The present invention and its embodiments have been described above, and the description is not intended to be limiting, and the drawings are only one embodiment of the present invention, and the actual structure is not limited thereto. In summary, those skilled in the art should appreciate that they can readily use the disclosed conception and specific embodiments as a basis for designing or modifying other structures for carrying out the same purposes of the present invention without departing from the spirit and scope of the invention as defined by the appended claims.

Claims

1. An AGV energy storage method is characterized by comprising an energy storage battery, a main controller, a detection circuit group and a detection feedback system, wherein the energy storage battery and the detection circuit group are connected with the main controller, and the detection circuit group is communicated with the detection feedback system through a CAN communication circuit;

2. The AGV energy storage method according to claim 1, wherein the detection circuit set comprises a resistance voltage dividing/temperature variation sampling circuit, an isolation operational amplifier unit, an amplifying circuit, a reference voltage circuit, and a voltage/current/temperature comparator, the output end of the resistance voltage division/shunt/temperature change sampling circuit is connected with the input end of the isolation operational amplifier circuit, the output end of the isolation operational amplifier circuit is connected with the input end of the amplifying circuit, the output end of the amplifying circuit is connected with one input end of the voltage/current/temperature comparator, the output end of the reference voltage circuit is connected with the other input end of the voltage/current/temperature comparator, and the output end of the voltage/current/temperature comparator is communicated with the detection feedback system through a CAN communication circuit.
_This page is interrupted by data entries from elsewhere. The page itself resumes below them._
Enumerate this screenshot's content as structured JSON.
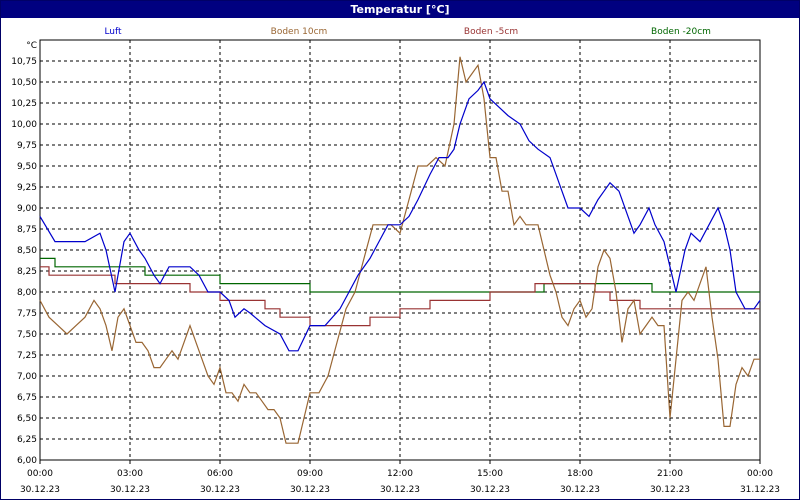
{
  "window": {
    "title": "Temperatur [°C]"
  },
  "chart_data": {
    "type": "line",
    "title": "Temperatur [°C]",
    "unit_label": "°C",
    "xlabel": "",
    "ylabel": "",
    "ylim": [
      6.0,
      11.0
    ],
    "xlim_hours": [
      0,
      24
    ],
    "y_ticks": [
      "6,00",
      "6,25",
      "6,50",
      "6,75",
      "7,00",
      "7,25",
      "7,50",
      "7,75",
      "8,00",
      "8,25",
      "8,50",
      "8,75",
      "9,00",
      "9,25",
      "9,50",
      "9,75",
      "10,00",
      "10,25",
      "10,50",
      "10,75"
    ],
    "y_tick_values": [
      6.0,
      6.25,
      6.5,
      6.75,
      7.0,
      7.25,
      7.5,
      7.75,
      8.0,
      8.25,
      8.5,
      8.75,
      9.0,
      9.25,
      9.5,
      9.75,
      10.0,
      10.25,
      10.5,
      10.75
    ],
    "x_ticks": [
      {
        "h": 0,
        "time": "00:00",
        "date": "30.12.23"
      },
      {
        "h": 3,
        "time": "03:00",
        "date": "30.12.23"
      },
      {
        "h": 6,
        "time": "06:00",
        "date": "30.12.23"
      },
      {
        "h": 9,
        "time": "09:00",
        "date": "30.12.23"
      },
      {
        "h": 12,
        "time": "12:00",
        "date": "30.12.23"
      },
      {
        "h": 15,
        "time": "15:00",
        "date": "30.12.23"
      },
      {
        "h": 18,
        "time": "18:00",
        "date": "30.12.23"
      },
      {
        "h": 21,
        "time": "21:00",
        "date": "30.12.23"
      },
      {
        "h": 24,
        "time": "00:00",
        "date": "31.12.23"
      }
    ],
    "grid": true,
    "legend_position": "top",
    "series": [
      {
        "name": "Luft",
        "color": "#0000cc",
        "x": [
          0,
          0.5,
          1,
          1.5,
          2,
          2.2,
          2.5,
          2.8,
          3,
          3.3,
          3.5,
          3.8,
          4,
          4.3,
          4.6,
          5,
          5.3,
          5.6,
          6,
          6.3,
          6.5,
          6.8,
          7,
          7.5,
          8,
          8.3,
          8.6,
          9,
          9.5,
          10,
          10.3,
          10.6,
          11,
          11.3,
          11.6,
          12,
          12.3,
          12.6,
          13,
          13.3,
          13.6,
          13.8,
          14,
          14.3,
          14.6,
          14.8,
          15,
          15.3,
          15.6,
          16,
          16.3,
          16.6,
          17,
          17.3,
          17.6,
          18,
          18.3,
          18.6,
          18.8,
          19,
          19.3,
          19.6,
          19.8,
          20,
          20.3,
          20.5,
          20.8,
          21,
          21.2,
          21.5,
          21.7,
          22,
          22.3,
          22.6,
          22.8,
          23,
          23.2,
          23.5,
          23.8,
          24
        ],
        "y": [
          8.9,
          8.6,
          8.6,
          8.6,
          8.7,
          8.5,
          8.0,
          8.6,
          8.7,
          8.5,
          8.4,
          8.2,
          8.1,
          8.3,
          8.3,
          8.3,
          8.2,
          8.0,
          8.0,
          7.9,
          7.7,
          7.8,
          7.75,
          7.6,
          7.5,
          7.3,
          7.3,
          7.6,
          7.6,
          7.8,
          8.0,
          8.2,
          8.4,
          8.6,
          8.8,
          8.8,
          8.9,
          9.1,
          9.4,
          9.6,
          9.6,
          9.7,
          10.0,
          10.3,
          10.4,
          10.5,
          10.3,
          10.2,
          10.1,
          10.0,
          9.8,
          9.7,
          9.6,
          9.3,
          9.0,
          9.0,
          8.9,
          9.1,
          9.2,
          9.3,
          9.2,
          8.9,
          8.7,
          8.8,
          9.0,
          8.8,
          8.6,
          8.3,
          8.0,
          8.5,
          8.7,
          8.6,
          8.8,
          9.0,
          8.8,
          8.5,
          8.0,
          7.8,
          7.8,
          7.9
        ]
      },
      {
        "name": "Boden 10cm",
        "color": "#996633",
        "x": [
          0,
          0.3,
          0.6,
          0.9,
          1.2,
          1.5,
          1.8,
          2.0,
          2.2,
          2.4,
          2.6,
          2.8,
          3,
          3.2,
          3.4,
          3.6,
          3.8,
          4,
          4.2,
          4.4,
          4.6,
          4.8,
          5,
          5.2,
          5.4,
          5.6,
          5.8,
          6,
          6.2,
          6.4,
          6.6,
          6.8,
          7,
          7.2,
          7.4,
          7.6,
          7.8,
          8,
          8.2,
          8.4,
          8.6,
          8.8,
          9,
          9.3,
          9.6,
          9.9,
          10.2,
          10.5,
          10.8,
          11.1,
          11.4,
          11.7,
          12,
          12.3,
          12.6,
          12.9,
          13.2,
          13.5,
          13.8,
          14.0,
          14.2,
          14.4,
          14.6,
          14.8,
          15.0,
          15.2,
          15.4,
          15.6,
          15.8,
          16.0,
          16.2,
          16.4,
          16.6,
          16.8,
          17.0,
          17.2,
          17.4,
          17.6,
          17.8,
          18.0,
          18.2,
          18.4,
          18.6,
          18.8,
          19.0,
          19.2,
          19.4,
          19.6,
          19.8,
          20.0,
          20.2,
          20.4,
          20.6,
          20.8,
          21.0,
          21.2,
          21.4,
          21.6,
          21.8,
          22.0,
          22.2,
          22.4,
          22.6,
          22.8,
          23.0,
          23.2,
          23.4,
          23.6,
          23.8,
          24.0
        ],
        "y": [
          7.9,
          7.7,
          7.6,
          7.5,
          7.6,
          7.7,
          7.9,
          7.8,
          7.6,
          7.3,
          7.7,
          7.8,
          7.6,
          7.4,
          7.4,
          7.3,
          7.1,
          7.1,
          7.2,
          7.3,
          7.2,
          7.4,
          7.6,
          7.4,
          7.2,
          7.0,
          6.9,
          7.1,
          6.8,
          6.8,
          6.7,
          6.9,
          6.8,
          6.8,
          6.7,
          6.6,
          6.6,
          6.5,
          6.2,
          6.2,
          6.2,
          6.5,
          6.8,
          6.8,
          7.0,
          7.4,
          7.8,
          8.0,
          8.4,
          8.8,
          8.8,
          8.8,
          8.7,
          9.1,
          9.5,
          9.5,
          9.6,
          9.5,
          10.0,
          10.8,
          10.5,
          10.6,
          10.7,
          10.3,
          9.6,
          9.6,
          9.2,
          9.2,
          8.8,
          8.9,
          8.8,
          8.8,
          8.8,
          8.5,
          8.2,
          8.0,
          7.7,
          7.6,
          7.8,
          7.9,
          7.7,
          7.8,
          8.3,
          8.5,
          8.4,
          8.0,
          7.4,
          7.8,
          7.9,
          7.5,
          7.6,
          7.7,
          7.6,
          7.6,
          6.5,
          7.2,
          7.9,
          8.0,
          7.9,
          8.1,
          8.3,
          7.7,
          7.2,
          6.4,
          6.4,
          6.9,
          7.1,
          7.0,
          7.2,
          7.2
        ]
      },
      {
        "name": "Boden -5cm",
        "color": "#993333",
        "x": [
          0,
          0.3,
          0.3,
          2.5,
          2.5,
          3.0,
          3.0,
          5.0,
          5.0,
          6.0,
          6.0,
          7.5,
          7.5,
          8.0,
          8.0,
          9.0,
          9.0,
          11.0,
          11.0,
          12.0,
          12.0,
          13.0,
          13.0,
          15.0,
          15.0,
          16.5,
          16.5,
          18.5,
          18.5,
          19.0,
          19.0,
          20.0,
          20.0,
          21.0,
          21.0,
          22.5,
          22.5,
          24.0
        ],
        "y": [
          8.3,
          8.3,
          8.2,
          8.2,
          8.1,
          8.1,
          8.1,
          8.1,
          8.0,
          8.0,
          7.9,
          7.9,
          7.8,
          7.8,
          7.7,
          7.7,
          7.6,
          7.6,
          7.7,
          7.7,
          7.8,
          7.8,
          7.9,
          7.9,
          8.0,
          8.0,
          8.1,
          8.1,
          8.0,
          8.0,
          7.9,
          7.9,
          7.8,
          7.8,
          7.8,
          7.8,
          7.8,
          7.8
        ]
      },
      {
        "name": "Boden -20cm",
        "color": "#006600",
        "x": [
          0,
          0.5,
          0.5,
          3.5,
          3.5,
          6.0,
          6.0,
          9.0,
          9.0,
          16.8,
          16.8,
          20.4,
          20.4,
          24.0
        ],
        "y": [
          8.4,
          8.4,
          8.3,
          8.3,
          8.2,
          8.2,
          8.1,
          8.1,
          8.0,
          8.0,
          8.1,
          8.1,
          8.0,
          8.0
        ]
      }
    ]
  }
}
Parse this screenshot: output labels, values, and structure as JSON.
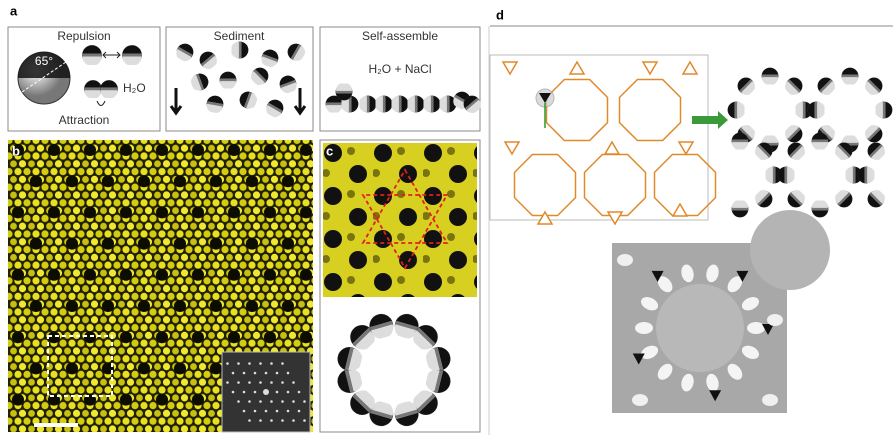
{
  "panels": {
    "a": {
      "label": "a",
      "boxes": [
        {
          "title": "Repulsion",
          "angle": "65°",
          "solvent": "H₂O",
          "caption": "Attraction"
        },
        {
          "title": "Sediment"
        },
        {
          "title": "Self-assemble",
          "solvent": "H₂O + NaCl"
        }
      ]
    },
    "b": {
      "label": "b"
    },
    "c": {
      "label": "c"
    },
    "d": {
      "label": "d"
    }
  }
}
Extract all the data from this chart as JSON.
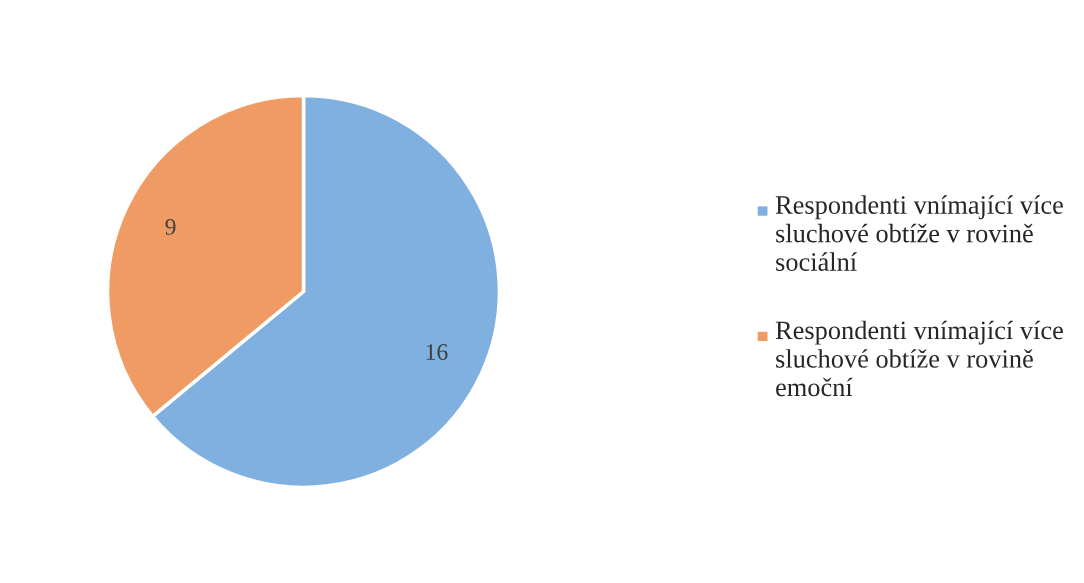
{
  "chart_data": {
    "type": "pie",
    "categories": [
      "Respondenti vnímající více sluchové obtíže v rovině sociální",
      "Respondenti vnímající více sluchové obtíže v rovině emoční"
    ],
    "values": [
      16,
      9
    ],
    "colors": [
      "#7fb0df",
      "#f09b64"
    ],
    "data_labels": true,
    "legend": "right"
  }
}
3. The AGV energy storage method according to claim 1, wherein the detection feedback system includes a communication module for performing data communication with the host controller, receiving working data sent by the host controller in real time, and setting parameters of the host controller;

4. The AGV energy storage method according to claim 3, wherein the working data includes charge and discharge current, cell voltage, and temperature data of the lithium battery.

5. The AGV energy storage method of claim 3, wherein the fault types include overcharge, overdischarge, over-current, over-temperature, and under-temperature.